Appassionato di automobili e motori, lavoratore instancabile, ma soprattutto raffinato intenditore di dipinti, in cinquant’anni di viaggi attorno al mondo Lia aveva messo in piedi una collezione di straordinario valore: opere che documentano il gusto dell’arte in Italia e in Europa dall’epoca classica al tardo antico, al Medioevo, all’età moderna: dipinti di Pontormo, Tiziano, Tintoretto, Bellini, tavole, miniature, sculture in bronzo, argento, avorio e legno, vetri, maioliche.

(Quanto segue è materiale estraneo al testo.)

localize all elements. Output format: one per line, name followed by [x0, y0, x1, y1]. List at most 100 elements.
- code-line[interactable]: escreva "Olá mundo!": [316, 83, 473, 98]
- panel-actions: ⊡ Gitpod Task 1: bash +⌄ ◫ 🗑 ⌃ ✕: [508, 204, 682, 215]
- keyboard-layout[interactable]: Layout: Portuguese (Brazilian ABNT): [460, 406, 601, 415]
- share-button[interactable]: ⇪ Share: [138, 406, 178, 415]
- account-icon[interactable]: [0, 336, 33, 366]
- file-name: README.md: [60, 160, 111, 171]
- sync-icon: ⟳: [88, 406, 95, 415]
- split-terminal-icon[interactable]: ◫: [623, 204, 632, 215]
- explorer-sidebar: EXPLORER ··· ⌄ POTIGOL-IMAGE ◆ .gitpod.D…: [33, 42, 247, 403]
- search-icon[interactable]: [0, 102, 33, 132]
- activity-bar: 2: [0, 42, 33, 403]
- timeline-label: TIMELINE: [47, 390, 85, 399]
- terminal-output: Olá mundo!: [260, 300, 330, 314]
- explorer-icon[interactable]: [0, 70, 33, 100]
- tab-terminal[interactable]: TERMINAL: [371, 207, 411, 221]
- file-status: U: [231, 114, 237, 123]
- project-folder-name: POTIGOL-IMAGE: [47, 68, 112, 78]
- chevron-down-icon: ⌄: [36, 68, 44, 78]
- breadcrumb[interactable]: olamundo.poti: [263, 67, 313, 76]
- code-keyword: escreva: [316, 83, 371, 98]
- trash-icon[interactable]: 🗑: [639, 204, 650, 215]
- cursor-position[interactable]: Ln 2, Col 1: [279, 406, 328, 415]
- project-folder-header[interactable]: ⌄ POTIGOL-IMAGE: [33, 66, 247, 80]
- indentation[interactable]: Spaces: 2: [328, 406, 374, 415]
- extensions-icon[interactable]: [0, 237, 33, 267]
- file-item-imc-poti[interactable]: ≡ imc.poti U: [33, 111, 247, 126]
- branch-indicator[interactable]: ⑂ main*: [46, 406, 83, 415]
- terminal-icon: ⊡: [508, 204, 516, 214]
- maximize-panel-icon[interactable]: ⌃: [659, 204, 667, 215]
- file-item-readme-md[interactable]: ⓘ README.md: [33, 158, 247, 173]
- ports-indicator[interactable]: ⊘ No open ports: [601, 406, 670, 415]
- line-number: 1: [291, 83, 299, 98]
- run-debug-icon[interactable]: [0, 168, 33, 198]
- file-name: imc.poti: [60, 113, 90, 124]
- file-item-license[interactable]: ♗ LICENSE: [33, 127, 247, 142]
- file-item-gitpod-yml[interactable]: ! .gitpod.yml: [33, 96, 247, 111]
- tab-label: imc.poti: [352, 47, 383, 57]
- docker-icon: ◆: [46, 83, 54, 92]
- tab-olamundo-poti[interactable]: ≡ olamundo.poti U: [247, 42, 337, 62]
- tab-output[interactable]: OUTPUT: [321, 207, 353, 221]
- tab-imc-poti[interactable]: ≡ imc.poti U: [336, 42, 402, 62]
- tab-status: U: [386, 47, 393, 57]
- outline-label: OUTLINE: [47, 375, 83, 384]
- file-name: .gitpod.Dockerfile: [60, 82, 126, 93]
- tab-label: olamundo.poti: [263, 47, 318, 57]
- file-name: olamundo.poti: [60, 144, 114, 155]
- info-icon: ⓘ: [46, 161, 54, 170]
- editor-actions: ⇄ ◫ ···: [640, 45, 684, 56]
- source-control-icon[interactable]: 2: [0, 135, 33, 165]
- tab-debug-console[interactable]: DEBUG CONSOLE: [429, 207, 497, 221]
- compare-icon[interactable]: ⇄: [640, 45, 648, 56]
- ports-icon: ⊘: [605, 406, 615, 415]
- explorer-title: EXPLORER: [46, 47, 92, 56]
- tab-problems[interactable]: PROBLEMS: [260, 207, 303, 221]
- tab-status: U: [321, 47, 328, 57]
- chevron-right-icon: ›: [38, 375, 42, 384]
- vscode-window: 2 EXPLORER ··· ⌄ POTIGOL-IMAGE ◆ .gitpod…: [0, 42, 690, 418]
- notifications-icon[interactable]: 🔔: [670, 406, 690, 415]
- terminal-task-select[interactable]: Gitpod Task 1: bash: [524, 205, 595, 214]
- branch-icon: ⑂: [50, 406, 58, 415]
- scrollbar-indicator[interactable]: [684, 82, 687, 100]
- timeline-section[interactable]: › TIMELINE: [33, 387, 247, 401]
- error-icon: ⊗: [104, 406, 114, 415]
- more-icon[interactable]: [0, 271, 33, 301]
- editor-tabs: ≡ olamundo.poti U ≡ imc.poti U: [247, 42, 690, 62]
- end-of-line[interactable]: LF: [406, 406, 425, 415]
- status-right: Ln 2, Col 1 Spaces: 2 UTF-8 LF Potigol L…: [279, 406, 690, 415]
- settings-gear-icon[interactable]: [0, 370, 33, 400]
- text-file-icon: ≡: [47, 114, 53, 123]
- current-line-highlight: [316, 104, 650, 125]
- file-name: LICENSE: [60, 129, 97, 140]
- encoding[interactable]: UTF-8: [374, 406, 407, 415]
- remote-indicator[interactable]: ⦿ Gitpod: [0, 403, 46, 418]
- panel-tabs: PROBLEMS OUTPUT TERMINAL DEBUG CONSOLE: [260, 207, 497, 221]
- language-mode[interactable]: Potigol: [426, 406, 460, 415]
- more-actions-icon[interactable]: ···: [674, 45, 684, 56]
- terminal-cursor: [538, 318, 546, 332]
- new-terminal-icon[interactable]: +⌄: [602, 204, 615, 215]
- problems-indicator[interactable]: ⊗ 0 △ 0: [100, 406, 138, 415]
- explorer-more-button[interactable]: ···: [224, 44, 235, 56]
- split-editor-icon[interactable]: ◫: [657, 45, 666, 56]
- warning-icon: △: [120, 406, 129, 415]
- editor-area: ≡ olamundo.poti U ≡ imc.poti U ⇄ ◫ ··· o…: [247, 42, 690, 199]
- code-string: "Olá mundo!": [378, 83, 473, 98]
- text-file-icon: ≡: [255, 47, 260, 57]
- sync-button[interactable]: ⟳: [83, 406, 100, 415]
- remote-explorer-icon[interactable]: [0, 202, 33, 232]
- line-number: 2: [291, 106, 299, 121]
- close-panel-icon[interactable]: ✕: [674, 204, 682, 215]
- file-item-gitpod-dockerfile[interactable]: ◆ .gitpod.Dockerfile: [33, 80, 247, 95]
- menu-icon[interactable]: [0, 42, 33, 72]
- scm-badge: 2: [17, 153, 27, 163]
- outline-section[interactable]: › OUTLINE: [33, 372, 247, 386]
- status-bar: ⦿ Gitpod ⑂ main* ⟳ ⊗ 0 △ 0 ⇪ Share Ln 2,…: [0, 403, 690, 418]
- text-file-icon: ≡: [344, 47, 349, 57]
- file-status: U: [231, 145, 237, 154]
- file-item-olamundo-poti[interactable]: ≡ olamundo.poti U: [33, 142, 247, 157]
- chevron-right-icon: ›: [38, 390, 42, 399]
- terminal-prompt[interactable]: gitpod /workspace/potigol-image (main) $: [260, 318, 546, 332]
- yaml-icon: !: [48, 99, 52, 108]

Ma il pezzo forte erano i cosiddetti "primitivi": oltre 70 tavole risalenti al ’200 e ’300, che il mercante salentino aveva acquistato fin dai primi anni ’50, anticipando le future entusiastiche valutazioni dei critici. Un tesoro rimasto esposto per anni sulle pareti della villa di famiglia, abbarbicata sui Colli.

Poi un bel giorno l’ingegnere, preoccupato del futuro della collezione, bussò alle porte del Municipio, dicendosi disposto a cedere tutto, purché il Comune si facesse carico di realizzare in tempi brevi, brevissimi, una sede espositiva adeguata.

Correvano gli anni di Lucio Rosaia e in tempi record l’ex convento dei frati minori di San Francesco fu ristrutturato e allestito, pronto per trasformarsi in un museo che tuttora porta il nome del suo promotore. Vi trovarono sistemazione oltre mille opere, cedute alla città con un atto di donazione modale, in cambio della quale l’ingegnere chiese soltanto l’impegno a valorizzare al meglio un patrimonio di cultura del quale gli spezzini diversamente non avrebbero potuto godere.

Ieri la famiglia, profondamente colpita dalla perdita, si è stretta in un riserbo assoluto e la notizia della scomparsa non è trapelata neanche da fonti istituzionali.